Il y a eu 538 meurtres au Canada en 1999 et 610 en 2009. (Pendant cette période, une seule province a connu une baisse, et elle est spectaculaire: le nombre d'homicides au Québec est passé de 137 en 1999 à 88 en 2009). Compte tenu de l'augmentation de la population, le taux d'homicides est demeuré stable, de 1,77 à 1,81 pour 100 000 habitants. C'est vrai, plus de gens ont été tués, ce qui est grave en soi, mais c'est le taux d'homicides qui nous donne un portrait général qui permet de nous comparer aux États-Unis (5,5), au Brésil (25) ou à l'Allemagne (0,9). Ajoutons que, à la fin des années 70, il y avait au Canada 700 meurtres par année pour une population beaucoup moins nombreuse.

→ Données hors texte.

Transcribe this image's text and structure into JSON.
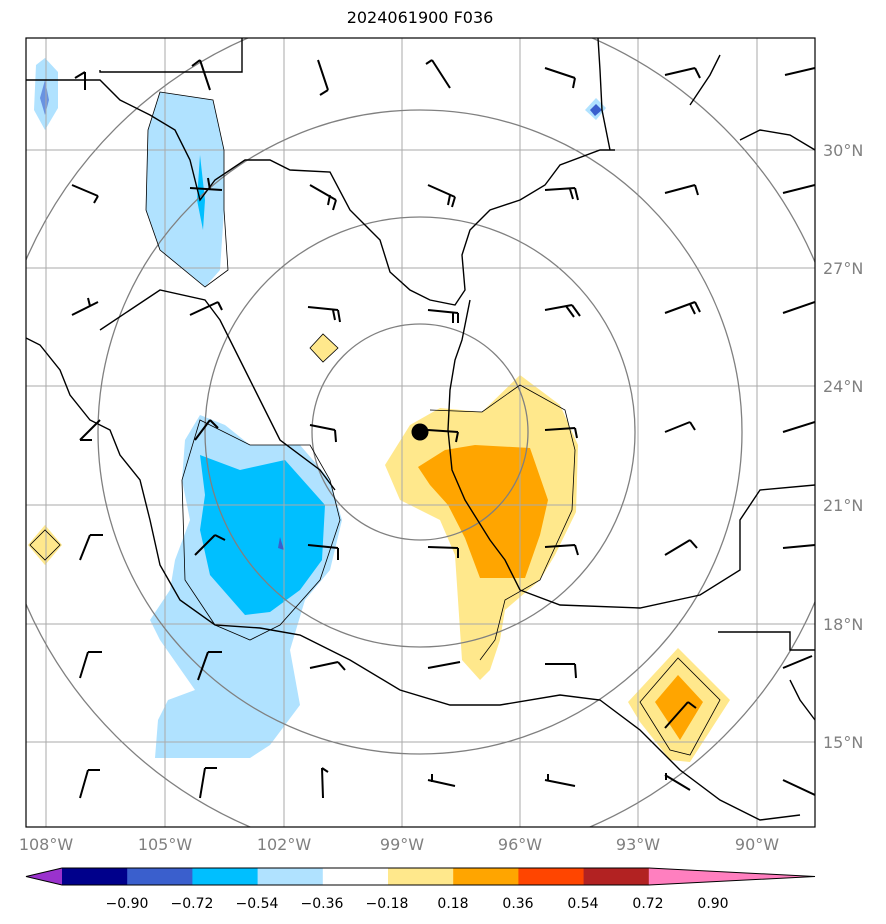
{
  "title": "2024061900 F036",
  "lon_ticks": [
    "108°W",
    "105°W",
    "102°W",
    "99°W",
    "96°W",
    "93°W",
    "90°W"
  ],
  "lat_ticks": [
    "30°N",
    "27°N",
    "24°N",
    "21°N",
    "18°N",
    "15°N"
  ],
  "colorbar": {
    "ticks": [
      "−0.90",
      "−0.72",
      "−0.54",
      "−0.36",
      "−0.18",
      "0.18",
      "0.36",
      "0.54",
      "0.72",
      "0.90"
    ],
    "colors": [
      "#9a32cd",
      "#00008b",
      "#3a5fcd",
      "#00bfff",
      "#b0e2ff",
      "#ffffff",
      "#ffe88c",
      "#ffa500",
      "#ff4500",
      "#b22222",
      "#ff7fbf"
    ]
  },
  "center_marker": {
    "lon": -98.5,
    "lat": 22.9
  },
  "range_rings": "concentric-circles",
  "wind_barbs": "grid-of-barbs"
}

La thèse conservatrice qui circule depuis plusieurs années veut que les progrès de la médecine d'urgence aient sauvé plusieurs victimes, ce qui fait que la diminution du nombre et du taux d'homicides ne reflète aucunement une diminution de la violence.

Si c'était vrai, on verrait en conséquence une augmentation du nombre de tentatives de meurtre. Ça ne s'est pas produit. Le taux de tentatives de meurtre suit la même courbe que les meurtres depuis 20 ans, et leur nombre absolu a également baissé comparativement aux années 70.

Quand on sait que Me Newark est un consultant en matière de sécurité publique auprès du gouvernement Harper, et quand on voit les mesures adoptées par les conservateurs, on voit que cette guerre de chiffres illustre bien autre chose qu'une querelle entre statisticiens. Il y a un projet de réforme en oeuvre.

Les experts du domaine ont été unanimes à décrier l'analyse de Scott Newark. Mais on sait que, en environnement comme en droit criminel, les conservateurs n'ont que faire des experts, tous suspects de libéralisme rampant.

Ces études bidon servent essentiellement à prétendre qu'il y a une controverse dans le domaine et, éventuellement, à asseoir des réformes du droit criminel qui ont démontré leur inefficacité et leurs coûts ruineux aux États-Unis.